Soins dentaires en Hongrie, procréation médicale assistée en Espagne, interventions esthétiques dans les pays du Maghreb, chirurgie de la correction visuelle en Turquie… il est désormais facile de trouver un intermédiaire sur Internet. Exemple avec cette société lancée en 2008 qui propose les soins de spécialistes de la chirurgie de la myopie exerçant dans des cliniques installées à l’étranger (Istanbul et Amsterdam).

« Les cliniques vers lesquelles nous orientons les patients, indique le fondateur de cette société, ont été choisies principalement sur la base de leur plateau technique et de l’expérience des chirurgiens. Ces derniers sont par ailleurs tous francophones ». Dans ce cas précis, les soins réalisés à l’étranger vous coûteront jusqu’à 60 % moins cher qu’en France ou, selon la technique, les tarifs moyens varient de 2000 € à 2800 € (sans remboursement par la Sécurité sociale).

Ces soins réalisés à l’étranger par l’intermédiaire d’une société française bénéficient de certaines garanties. Le suivi par un ophtalmologiste en France est prévu à l’issue de l’intervention. Les cliniques partenaires de cette société proposent par ailleurs diverses garanties comme une ré-intervention gratuite en cas de complications. Il est aussi possible de souscrire à une assurance spécifique (facturée 250 €) garantissant durant six mois les traitements.

Si l’idée de bénéficier de frais médicaux moindres à l’étranger vous effleure, il peut être judicieux de vous rapprocher d’une telle société, voire de plusieurs.
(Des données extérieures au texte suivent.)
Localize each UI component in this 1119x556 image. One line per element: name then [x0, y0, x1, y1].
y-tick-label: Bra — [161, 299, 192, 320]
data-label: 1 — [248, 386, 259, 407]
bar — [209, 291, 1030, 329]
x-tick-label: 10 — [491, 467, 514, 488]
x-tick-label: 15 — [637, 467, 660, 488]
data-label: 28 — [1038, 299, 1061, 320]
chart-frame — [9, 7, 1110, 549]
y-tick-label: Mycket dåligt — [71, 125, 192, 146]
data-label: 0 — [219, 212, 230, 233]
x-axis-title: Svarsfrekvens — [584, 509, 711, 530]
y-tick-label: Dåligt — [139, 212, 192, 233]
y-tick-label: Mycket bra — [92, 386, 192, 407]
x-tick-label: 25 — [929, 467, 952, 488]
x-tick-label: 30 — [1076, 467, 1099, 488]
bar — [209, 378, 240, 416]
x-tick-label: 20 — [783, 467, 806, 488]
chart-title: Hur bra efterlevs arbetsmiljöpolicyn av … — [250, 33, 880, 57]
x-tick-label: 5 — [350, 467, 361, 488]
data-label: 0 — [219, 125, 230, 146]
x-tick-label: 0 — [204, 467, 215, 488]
Gardez toutefois à l’esprit qu’il est essentiel de privilégier les intermédiaires ayant pignon sur rue en France… et de les rencontrer avant d’envisager quels que soins que ce soient.

A retenir : en cas d’échec de l’intervention ou de complications graves, seule la responsabilité de la clinique locale pourra être engagée. Pour le patient, les démarches seront toujours plus compliquées à effectuer si les soins ont été réalisés à l’étranger.